Imagine the burden of the guilt from your sin you felt before you were saved, when you realized the depth of your fallenness, unworthiness, and broken relationship with God, your Father. Imagine the overwhelming realization that you were guilty and you could never please God by your own efforts. That is the burden Martin Luther and many others lived under with no hope. No Gospel - bad news.
Then Luther, as a few had before him - John Hus and John Wycliffe, stumbled upon God's Word and the good news that had not been preached to them: Reconciliation with God was possible through Jesus. Forgiveness. A relationship with God. Gospel - good news.
“For it is by grace you have been saved, through faith—and this not from yourselves, it is the gift of God” (Eph. 2:8
It's hard to imagine living with the burden of sin and never hearing the Gospel. That is the significance
of the Reformation that was finally sparked on this day in 1517 when Martin Luther nailed the 95 Theses to the church door in Wittenburg hoping to initiate a discussion to reform the church. And it's the Gospel, the good news, that is the legacy of the Reformation that is our blessing each and every day, to live under the Gospel, the good news.
Here's an excellent description of the significance of the Reformation from Here We Stand by Hermann Sasse (pp. 65-71):
It is not, therefore, the return to the Scriptures in itself which makes the Reformation of the sixteenth century one of the great and unique events of church history. The nature of the Reformation must be sought, rather, in the particular kind of return to the Bible….How often has the church been reformed ‘according to God’s Word’!...[T]he…Reformation, in its essential nature, is nothing else than a rediscovery of the gospel….
The rediscovery of the Scriptural truth concerning the justification of the sinner by grace alone, through faith alone, is nothing less than the rediscovery of the Gospel. For, if this truth is forgotten, the Gospel must be interpreted as a system of morals or as a theory of religious metaphysics.
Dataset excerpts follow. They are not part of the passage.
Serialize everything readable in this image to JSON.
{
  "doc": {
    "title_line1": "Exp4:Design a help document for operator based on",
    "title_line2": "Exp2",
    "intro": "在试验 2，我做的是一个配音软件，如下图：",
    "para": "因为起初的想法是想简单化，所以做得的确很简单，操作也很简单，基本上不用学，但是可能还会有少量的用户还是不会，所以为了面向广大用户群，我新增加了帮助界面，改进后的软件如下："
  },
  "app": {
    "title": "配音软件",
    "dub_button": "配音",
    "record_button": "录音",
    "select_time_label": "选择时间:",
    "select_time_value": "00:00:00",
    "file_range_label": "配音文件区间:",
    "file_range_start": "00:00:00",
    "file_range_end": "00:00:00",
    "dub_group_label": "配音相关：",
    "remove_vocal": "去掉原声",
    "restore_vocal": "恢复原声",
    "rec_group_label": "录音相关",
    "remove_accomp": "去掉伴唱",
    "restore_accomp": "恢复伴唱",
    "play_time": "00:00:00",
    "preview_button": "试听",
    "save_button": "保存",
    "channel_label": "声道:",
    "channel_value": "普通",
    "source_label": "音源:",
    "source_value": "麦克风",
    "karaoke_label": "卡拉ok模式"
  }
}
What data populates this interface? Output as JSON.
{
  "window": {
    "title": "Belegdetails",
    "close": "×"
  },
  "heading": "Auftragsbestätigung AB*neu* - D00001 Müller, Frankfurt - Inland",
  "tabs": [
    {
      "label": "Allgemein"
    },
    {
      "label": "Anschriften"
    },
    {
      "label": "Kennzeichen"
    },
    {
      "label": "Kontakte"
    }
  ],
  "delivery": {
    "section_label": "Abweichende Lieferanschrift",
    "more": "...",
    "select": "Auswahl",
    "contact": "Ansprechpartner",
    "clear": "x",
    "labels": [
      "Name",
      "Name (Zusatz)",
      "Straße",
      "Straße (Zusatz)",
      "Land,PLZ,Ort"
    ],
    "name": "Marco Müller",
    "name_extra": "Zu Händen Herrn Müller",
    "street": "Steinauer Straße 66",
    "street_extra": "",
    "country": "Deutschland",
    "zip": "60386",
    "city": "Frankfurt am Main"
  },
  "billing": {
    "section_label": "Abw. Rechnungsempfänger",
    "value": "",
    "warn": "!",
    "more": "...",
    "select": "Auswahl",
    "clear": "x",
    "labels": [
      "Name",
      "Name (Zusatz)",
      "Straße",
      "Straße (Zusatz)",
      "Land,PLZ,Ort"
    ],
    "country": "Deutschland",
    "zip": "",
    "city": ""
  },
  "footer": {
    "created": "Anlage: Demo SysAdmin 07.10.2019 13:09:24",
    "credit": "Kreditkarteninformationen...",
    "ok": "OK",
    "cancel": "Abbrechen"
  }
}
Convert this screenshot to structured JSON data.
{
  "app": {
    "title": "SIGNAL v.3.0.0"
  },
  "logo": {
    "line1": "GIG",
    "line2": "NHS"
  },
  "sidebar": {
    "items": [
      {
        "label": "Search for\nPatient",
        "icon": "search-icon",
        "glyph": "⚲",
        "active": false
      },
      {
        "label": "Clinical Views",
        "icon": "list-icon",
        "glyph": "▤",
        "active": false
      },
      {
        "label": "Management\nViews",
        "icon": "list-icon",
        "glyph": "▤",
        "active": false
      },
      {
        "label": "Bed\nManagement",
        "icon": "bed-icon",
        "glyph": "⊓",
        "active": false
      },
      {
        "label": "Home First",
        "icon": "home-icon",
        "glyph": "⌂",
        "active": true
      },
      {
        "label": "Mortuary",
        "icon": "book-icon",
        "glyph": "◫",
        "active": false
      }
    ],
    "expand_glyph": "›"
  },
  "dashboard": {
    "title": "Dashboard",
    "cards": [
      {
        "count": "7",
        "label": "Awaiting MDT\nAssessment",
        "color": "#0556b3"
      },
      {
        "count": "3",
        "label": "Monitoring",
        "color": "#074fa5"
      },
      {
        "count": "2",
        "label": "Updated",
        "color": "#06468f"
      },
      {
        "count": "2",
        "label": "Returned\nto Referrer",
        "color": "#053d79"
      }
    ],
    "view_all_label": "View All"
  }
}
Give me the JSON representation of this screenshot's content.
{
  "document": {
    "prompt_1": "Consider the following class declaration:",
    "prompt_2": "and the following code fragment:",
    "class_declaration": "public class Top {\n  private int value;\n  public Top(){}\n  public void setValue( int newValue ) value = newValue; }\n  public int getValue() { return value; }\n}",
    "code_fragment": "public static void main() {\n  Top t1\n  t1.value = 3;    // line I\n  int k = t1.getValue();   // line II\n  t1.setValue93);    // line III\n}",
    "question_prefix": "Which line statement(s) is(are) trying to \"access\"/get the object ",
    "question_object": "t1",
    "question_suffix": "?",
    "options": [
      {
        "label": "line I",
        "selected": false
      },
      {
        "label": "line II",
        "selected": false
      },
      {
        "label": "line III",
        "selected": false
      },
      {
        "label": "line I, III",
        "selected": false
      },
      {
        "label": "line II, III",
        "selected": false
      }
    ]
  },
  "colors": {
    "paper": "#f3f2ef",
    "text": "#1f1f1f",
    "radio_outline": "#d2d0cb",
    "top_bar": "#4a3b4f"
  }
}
Consequently, this discovery constitutes the reformation of the church. It revealed once again that truth by which alone the church lives.
For the church does not live by morals, by the knowledge and observance of God’s law. Nor does it live by religion, by lofty experiences of the divine and an awareness of the mysteries of God. It lives solely by the forgiveness of sins. Hence reformation does not consist, as the late Middle Ages believed, and has even been believed in wide circles of the Protestant world, of an ethico-religious correction, of a moral quickening and a spiritual deepening throughout the church. It consists, rather, according to its own peculiar nature, of the revival of the preaching of the Gospel of the forgiveness of sins for Christ’s sake….
The [Reformation] understanding of the Scriptures, we say, came as a result of this rediscovery of the Gospel. At all events, it has been the conviction of the [Reformation] that the sola scriptura is conditioned by the sola fide, that a real return to the Scriptures was made possible only by a new understanding of the Gospel. It is in this sense that the Apology to the Augsburg Confession speaks of Justification as “the chief topic of Christian doctrine…which is of especial service for the clear, correct understanding of the entire Holy Scriptures, and alone shows the way to the unspeakable treasure and right knowledge of Christ, and alone opens the door to the entire Bible." This view alone guards against the false, legalistic conception of the Bible as a law-book ….[T]he Reformation was a renovation of the church brought about by the rediscovery and renewed proclamation of the pure doctrine of the Gospel of the forgiveness of sins.
And, thank God, our renovation as well.